Young entrepreneurs take over Crossroads School

The school's Grade 7s had a chance to run their businesses for the day and it came with many lessons on what it takes to be an entrepreneur.

Entrepreneurship has, in part, been described as an individual who has an idea and acts on that idea, with a new product or service. To the practice of this theory, Crossroads School held its Entrepreneurial Day that saw Grade 7s become great visionaries for the day.

To find out what went into the day, the paper caught up with four of the day’s entrepreneurs; Thandiwe Sikwila, Saul Gordon, Holly Halfon and Christian Marshall.
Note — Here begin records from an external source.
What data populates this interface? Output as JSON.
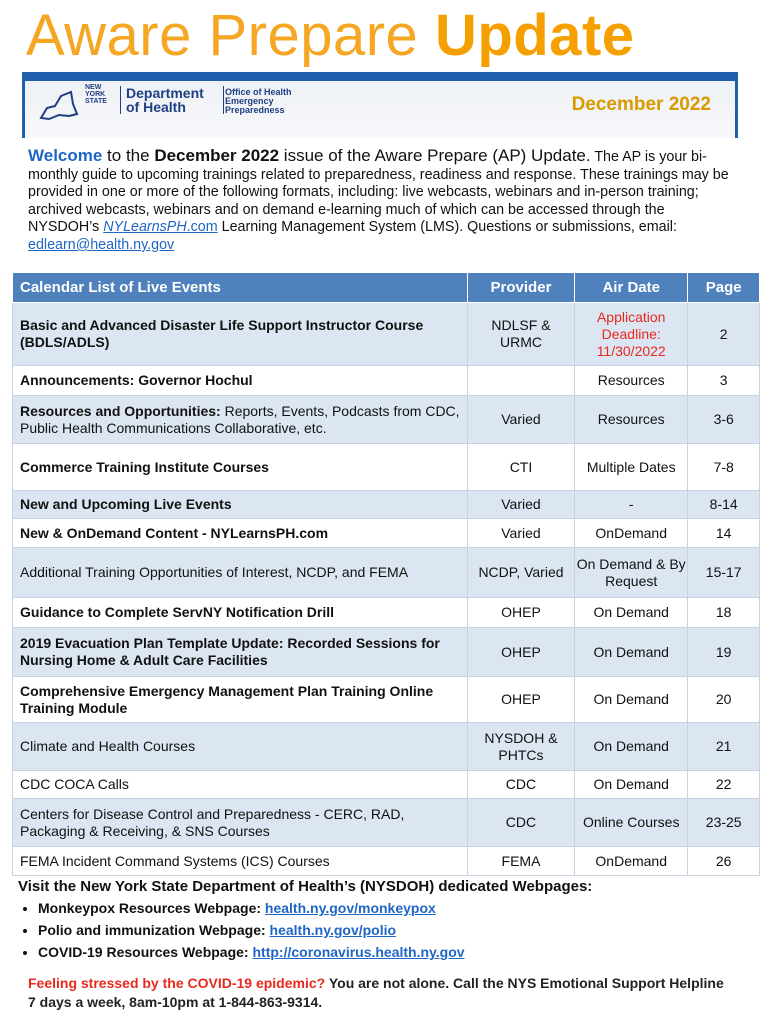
{
  "header": {
    "title_light": "Aware Prepare",
    "title_bold": "Update",
    "logo_state": [
      "NEW",
      "YORK",
      "STATE"
    ],
    "logo_department": "Department of Health",
    "logo_office": "Office of Health Emergency Preparedness",
    "date": "December 2022"
  },
  "intro": {
    "welcome": "Welcome",
    "to_the": " to the ",
    "issue_date": "December 2022",
    "issue_text": " issue of the Aware Prepare (AP) Update.",
    "body": " The AP is your bi-monthly guide to upcoming trainings related to preparedness, readiness and response. These trainings may be provided in one or more of the following formats, including: live webcasts, webinars and in-person training; archived webcasts, webinars and on demand e-learning much of which can be accessed through  the NYSDOH’s ",
    "link_italic": "NYLearnsPH",
    "link_tail": ".com",
    "body_end": " Learning Management System (LMS). Questions or submissions, email: ",
    "email": "edlearn@health.ny.gov"
  },
  "table": {
    "columns": [
      "Calendar List of Live Events",
      "Provider",
      "Air Date",
      "Page"
    ],
    "rows": [
      {
        "title": "Basic and Advanced Disaster Life Support Instructor Course (BDLS/ADLS)",
        "style": "bold",
        "provider": "NDLSF & URMC",
        "air_date": "Application Deadline: 11/30/2022",
        "air_date_color": "#e8291c",
        "page": "2"
      },
      {
        "title": "Announcements: Governor Hochul",
        "style": "bold",
        "provider": null,
        "air_date": "Resources",
        "page": "3"
      },
      {
        "title": "Resources and Opportunities:",
        "detail": " Reports, Events,  Podcasts from CDC, Public Health Communications Collaborative, etc.",
        "style": "bold",
        "provider": "Varied",
        "air_date": "Resources",
        "page": "3-6"
      },
      {
        "title": "Commerce Training Institute Courses",
        "style": "bold",
        "provider": "CTI",
        "air_date": "Multiple Dates",
        "page": "7-8"
      },
      {
        "title": "New and Upcoming Live Events",
        "style": "bold",
        "provider": "Varied",
        "air_date": "-",
        "page": "8-14"
      },
      {
        "title": "New & OnDemand Content - NYLearnsPH.com",
        "style": "bold",
        "provider": "Varied",
        "air_date": "OnDemand",
        "page": "14"
      },
      {
        "title": "Additional Training Opportunities of Interest,  NCDP, and FEMA",
        "style": "normal",
        "provider": "NCDP, Varied",
        "air_date": "On Demand & By Request",
        "page": "15-17"
      },
      {
        "title": "Guidance to Complete ServNY Notification  Drill",
        "style": "bold",
        "provider": "OHEP",
        "air_date": "On Demand",
        "page": "18"
      },
      {
        "title": "2019 Evacuation Plan Template Update: Recorded Sessions for Nursing Home & Adult Care Facilities",
        "style": "bold",
        "provider": "OHEP",
        "air_date": "On Demand",
        "page": "19"
      },
      {
        "title": "Comprehensive Emergency Management Plan Training Online Training Module",
        "style": "bold",
        "provider": "OHEP",
        "air_date": "On Demand",
        "page": "20"
      },
      {
        "title": "Climate and Health Courses",
        "style": "normal",
        "provider": "NYSDOH & PHTCs",
        "air_date": "On Demand",
        "page": "21"
      },
      {
        "title": "CDC COCA Calls",
        "style": "normal",
        "provider": "CDC",
        "air_date": "On Demand",
        "page": "22"
      },
      {
        "title": "Centers for Disease Control and Preparedness - CERC, RAD, Packaging & Receiving, & SNS Courses",
        "style": "normal",
        "provider": "CDC",
        "air_date": "Online Courses",
        "page": "23-25"
      },
      {
        "title": "FEMA Incident Command Systems (ICS) Courses",
        "style": "normal",
        "provider": "FEMA",
        "air_date": "OnDemand",
        "page": "26"
      }
    ]
  },
  "webpages": {
    "heading": "Visit the New York State Department of Health’s (NYSDOH) dedicated Webpages:",
    "items": [
      {
        "label": "Monkeypox Resources Webpage: ",
        "link": "health.ny.gov/monkeypox"
      },
      {
        "label": "Polio and immunization Webpage: ",
        "link": "health.ny.gov/polio"
      },
      {
        "label": "COVID-19 Resources Webpage: ",
        "link": "http://coronavirus.health.ny.gov"
      }
    ]
  },
  "helpline": {
    "question": "Feeling stressed by the COVID-19 epidemic?",
    "message": " You are not alone. Call the NYS Emotional Support Helpline 7 days a week, 8am-10pm at 1-844-863-9314."
  }
}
Saul Gordon at his Nerf Gun station.

For Saul, he recognised that although running your own business seemed easy on paper, dealing with people with multiple people who want to purchase something is a challenge. “You never actually know how things are going to turn out – if you’ll make a big profit, or lose everything.” Through running her own business, Thandiwe experienced both independence and challenges. It also encouraged her to think on her feet, and come up with new and improved ideas constantly.

As with any business, challenges were sure to arise. Christian’s biggest challenge were the winds the day brought with it. As his stall sold jewellery and koeksisters, some of the products would often get blown away.
For Holly on the other hand, it was keeping in check her costumers, who, when asked to line-up so she could better assist them, would clamber around her table, making it hard for her to assist a person at a time.
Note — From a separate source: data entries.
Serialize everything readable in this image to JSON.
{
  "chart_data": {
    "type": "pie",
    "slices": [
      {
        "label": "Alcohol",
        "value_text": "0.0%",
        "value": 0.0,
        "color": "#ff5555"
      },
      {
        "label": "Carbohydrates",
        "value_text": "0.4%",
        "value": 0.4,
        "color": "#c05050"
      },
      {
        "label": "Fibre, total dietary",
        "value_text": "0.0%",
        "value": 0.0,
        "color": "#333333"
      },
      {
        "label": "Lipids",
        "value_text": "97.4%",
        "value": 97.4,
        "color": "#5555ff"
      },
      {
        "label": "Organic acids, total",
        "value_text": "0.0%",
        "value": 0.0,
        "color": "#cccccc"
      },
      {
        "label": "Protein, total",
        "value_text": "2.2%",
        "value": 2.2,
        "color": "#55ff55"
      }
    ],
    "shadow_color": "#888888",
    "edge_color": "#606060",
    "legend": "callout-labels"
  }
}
Thandiwe Sikwila has a lemonade stand and sells some sweets too.

When it came making a profit, the entrepreneurs generally made profit. Though Thandiwe did not make the profit she had hoped for, she thinks she priced her products well.
Saul purchased his supplies at R180 and made a R600 profit though he thinks he may have undercharged.
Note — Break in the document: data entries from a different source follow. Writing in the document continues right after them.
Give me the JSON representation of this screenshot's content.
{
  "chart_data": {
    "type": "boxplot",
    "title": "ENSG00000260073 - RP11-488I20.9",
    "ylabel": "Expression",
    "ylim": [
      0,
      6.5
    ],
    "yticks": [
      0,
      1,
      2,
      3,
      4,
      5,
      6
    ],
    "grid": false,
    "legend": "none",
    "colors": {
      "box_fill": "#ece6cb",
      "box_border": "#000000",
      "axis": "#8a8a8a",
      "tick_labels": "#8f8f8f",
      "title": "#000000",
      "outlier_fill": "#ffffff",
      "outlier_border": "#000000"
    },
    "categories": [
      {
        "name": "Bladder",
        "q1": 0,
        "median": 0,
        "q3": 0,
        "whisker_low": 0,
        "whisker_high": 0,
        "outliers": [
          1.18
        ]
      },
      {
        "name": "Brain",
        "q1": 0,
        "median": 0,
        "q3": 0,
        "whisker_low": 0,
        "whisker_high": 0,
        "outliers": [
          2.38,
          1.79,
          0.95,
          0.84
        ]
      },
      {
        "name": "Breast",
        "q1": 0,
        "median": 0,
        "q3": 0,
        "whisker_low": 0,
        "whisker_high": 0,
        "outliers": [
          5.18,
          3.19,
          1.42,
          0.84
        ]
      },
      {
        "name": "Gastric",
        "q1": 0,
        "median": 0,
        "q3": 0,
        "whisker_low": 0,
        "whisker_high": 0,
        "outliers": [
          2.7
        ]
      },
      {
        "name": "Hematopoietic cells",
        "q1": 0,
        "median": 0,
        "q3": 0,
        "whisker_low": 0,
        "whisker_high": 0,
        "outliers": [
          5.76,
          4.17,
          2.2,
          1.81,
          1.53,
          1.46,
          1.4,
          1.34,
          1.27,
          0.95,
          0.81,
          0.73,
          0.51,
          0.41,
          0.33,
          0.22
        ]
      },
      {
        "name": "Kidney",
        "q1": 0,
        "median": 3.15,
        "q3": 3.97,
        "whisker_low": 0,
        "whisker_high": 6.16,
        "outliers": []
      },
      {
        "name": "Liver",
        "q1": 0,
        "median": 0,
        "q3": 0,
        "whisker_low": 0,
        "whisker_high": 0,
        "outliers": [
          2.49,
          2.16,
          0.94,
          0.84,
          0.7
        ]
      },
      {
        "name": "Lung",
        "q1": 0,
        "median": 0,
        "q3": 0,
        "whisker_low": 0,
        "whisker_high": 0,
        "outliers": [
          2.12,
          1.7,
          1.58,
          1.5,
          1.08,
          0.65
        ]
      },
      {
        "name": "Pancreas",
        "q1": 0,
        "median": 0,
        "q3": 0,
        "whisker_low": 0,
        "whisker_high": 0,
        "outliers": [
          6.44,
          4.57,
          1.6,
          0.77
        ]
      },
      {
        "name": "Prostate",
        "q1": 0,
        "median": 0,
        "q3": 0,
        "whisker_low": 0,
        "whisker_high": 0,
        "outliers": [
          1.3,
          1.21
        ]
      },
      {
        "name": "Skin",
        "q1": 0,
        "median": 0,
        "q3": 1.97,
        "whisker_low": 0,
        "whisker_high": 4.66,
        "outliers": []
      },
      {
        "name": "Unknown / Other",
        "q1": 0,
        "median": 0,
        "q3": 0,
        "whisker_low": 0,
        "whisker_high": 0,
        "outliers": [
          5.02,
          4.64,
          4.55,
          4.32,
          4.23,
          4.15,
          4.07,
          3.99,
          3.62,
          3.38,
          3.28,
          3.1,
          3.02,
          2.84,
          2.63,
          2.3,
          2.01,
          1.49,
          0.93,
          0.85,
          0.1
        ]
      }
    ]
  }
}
Christian Marshall sells koeksisters and jewellery.

Christian purchased his goods for R200 and ended up making a R500 profit while Holly, who even though she made all her money back, faced a R2 loss which made her sad. “I put all my money in there and a tiny bit of my mom’s money. I think my price for popcorn was too high because I didn’t know everyone would be selling popcorn – and their prices were cheaper so I had to lower it a few times to sell it.”

Holly Halfon sells various items at her stall, which include mini-hard drives and mini-canvases that come with pens as well as jelly tots.

The day’s experience taught Holly how to manage a business and realise that at times everything will not go her way. It also taught her the skill of improvisation to ultimately make things work. Saul said it taught him it is never about what the entrepreneur thinks of his product, but rather what the customers think of it.

Among the many skills they gained through the day, it also taught the children independence, how to manage finances and patience.